Koo Tekankan Daya Tarik Pasar dan Kesiapan Infrastruktur
Wakil PM Koo menyatakan bahwa perdagangan valas tanpa batasan bagi investor domestik dan asing serta perusahaan importir-eksportir pada akhirnya akan meningkatkan daya tarik pasar modal Korea Selatan dan won. Ia menjelaskan bahwa pembukaan 24 jam adalah langkah reformasi pasar valas yang mencerminkan kepercayaan terhadap fundamental ekonomi dan tingginya permintaan investor asing setelah masuknya WGBI.
Koo mencatat bahwa pemerintah, Bank of Korea, bank-bank, perusahaan sekuritas, perusahaan pialang, dan perusahaan importir-eksportir telah bekerja sama secara erat untuk mempersiapkan pembukaan 24 jam melalui penyesuaian peraturan dan aturan internal, penguatan tenaga kerja, serta transaksi uji coba. Ia menilai bahwa infrastruktur baru akan memberikan manfaat dan peluang baru bagi para pelaku pasar, termasuk respons risiko mata uang secara real-time bagi perusahaan importir-eksportir dan perluasan bisnis bagi lembaga keuangan dan pialang domestik.
Wakil Gubernur Bank of Korea, Kwon Min-soo, yang mendampingi kunjungan lapangan tersebut, mengatakan bahwa pembukaan 24 jam diharapkan dapat memperluas luas dan kedalaman pasar valas Korea Selatan. Kwon menyebutkan bahwa BOK akan terus melakukan berbagai upaya kebijakan bersama pemerintah untuk mewujudkan harapan ini dan akan memantau secara ketat dampak pasar serta tren setelah pembukaan 24 jam.
Para pelaku pasar termasuk Hana Bank, perusahaan eksportir, dan dealer valas cabang luar negeri menyatakan akan secara aktif memanfaatkan infrastruktur pasar valas baru untuk cepat beradaptasi dengan lingkungan perdagangan yang berubah dan memperkuat daya saing global bank dan perusahaan Korea.
Pasar Valas Seoul Memulai Operasi Nonstop Mulai Senin Pukul 6 Pagi
Pasar valas Seoul dibuka pada pukul 6 pagi tanggal 6 untuk pertama kalinya dalam sejarah, memulai operasi 24 jam. Pasar sekarang beroperasi nonstop mulai Senin pukul 6 pagi hingga tutup pada Sabtu pukul 6 pagi.
Pemerintah Rencanakan Sistem Penyelesaian Won Luar Negeri sebagai Langkah Reformasi Berikutnya
Wakil PM Koo menyatakan bahwa stabilitas pasar valas dan pembentukan sistem merupakan tugas yang paling penting.

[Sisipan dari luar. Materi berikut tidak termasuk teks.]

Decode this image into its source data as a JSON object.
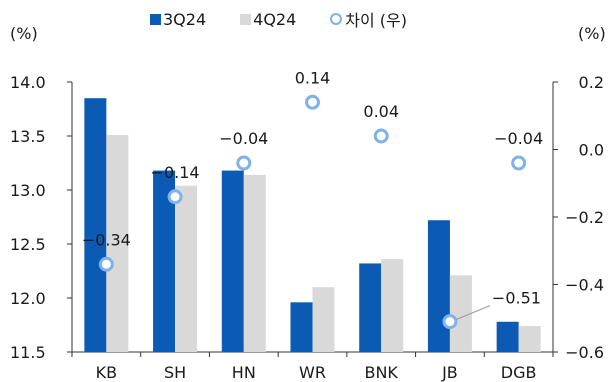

Ia mengatakan pemerintah akan mendukung pemantauan bebas celah 24 jam dan kelancaran perdagangan 24 jam, sambil juga mendorong langkah-langkah reformasi pasar valas lainnya termasuk sistem penyelesaian won luar negeri yang memungkinkan penyelesaian (transfer dana) selama 24 jam tanpa hambatan.
Tanya Jawab
Apa yang diumumkan Wakil PM Korea Selatan Koo pada tanggal 6 mengenai pasar valas?
Wakil Perdana Menteri Koo Yun-chul mengumumkan bahwa peluncuran pasar valas 24 jam merupakan infrastruktur inti untuk mencapai aksesibilitas pasar maju dan titik awal bagi lompatan global won. Ia menyampaikan pernyataan ini saat kunjungan ke ruang transaksi valas Hana Bank pada tanggal 6.

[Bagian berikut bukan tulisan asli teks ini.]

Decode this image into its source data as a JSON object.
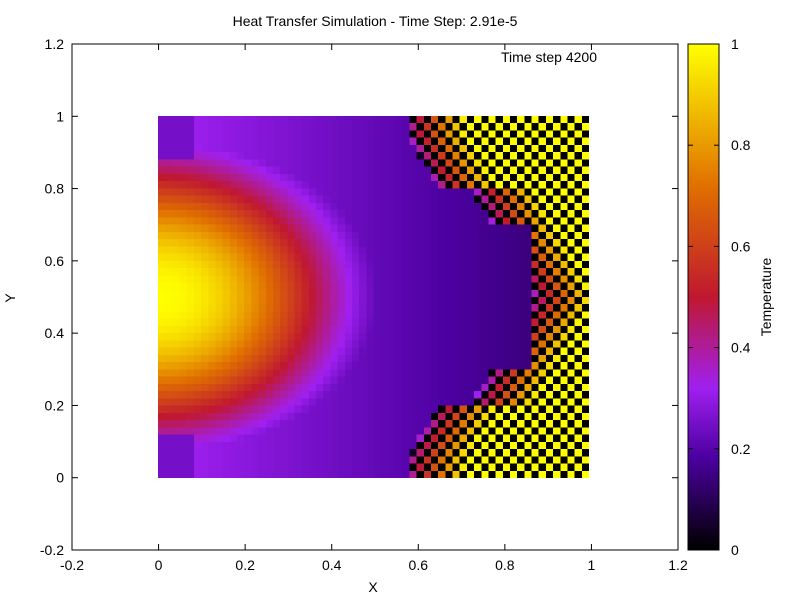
{
  "chart_data": {
    "type": "heatmap",
    "title": "Heat Transfer Simulation - Time Step: 2.91e-5",
    "annotation": "Time step 4200",
    "xlabel": "X",
    "ylabel": "Y",
    "xlim": [
      -0.2,
      1.2
    ],
    "ylim": [
      -0.2,
      1.2
    ],
    "x_ticks": [
      -0.2,
      0,
      0.2,
      0.4,
      0.6,
      0.8,
      1,
      1.2
    ],
    "y_ticks": [
      -0.2,
      0,
      0.2,
      0.4,
      0.6,
      0.8,
      1,
      1.2
    ],
    "x_tick_labels": [
      "-0.2",
      "0",
      "0.2",
      "0.4",
      "0.6",
      "0.8",
      "1",
      "1.2"
    ],
    "y_tick_labels": [
      "-0.2",
      "0",
      "0.2",
      "0.4",
      "0.6",
      "0.8",
      "1",
      "1.2"
    ],
    "data_extent": {
      "x": [
        0,
        1
      ],
      "y": [
        0,
        1
      ]
    },
    "grid": false,
    "colorbar": {
      "label": "Temperature",
      "range": [
        0,
        1
      ],
      "ticks": [
        0,
        0.2,
        0.4,
        0.6,
        0.8,
        1
      ],
      "tick_labels": [
        "0",
        "0.2",
        "0.4",
        "0.6",
        "0.8",
        "1"
      ],
      "palette": "black-purple-red-orange-yellow",
      "colors": [
        "#000000",
        "#4b00a0",
        "#a020f0",
        "#c01830",
        "#e07000",
        "#ffff00"
      ]
    },
    "field_description": {
      "hot_source_center": [
        0,
        0.5
      ],
      "hot_source_peak": 1.0,
      "unstable_region_x_start": 0.68
    }
  }
}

Bagaimana pasar valas Seoul beroperasi di bawah sistem 24 jam yang baru?
Pasar valas Seoul sekarang beroperasi nonstop mulai Senin pukul 6 pagi hingga Sabtu pukul 6 pagi. Pasar dibuka pada pukul 6 pagi tanggal 6 untuk pertama kalinya dalam sejarah, menandai dimulainya operasi terus-menerus 24 jam.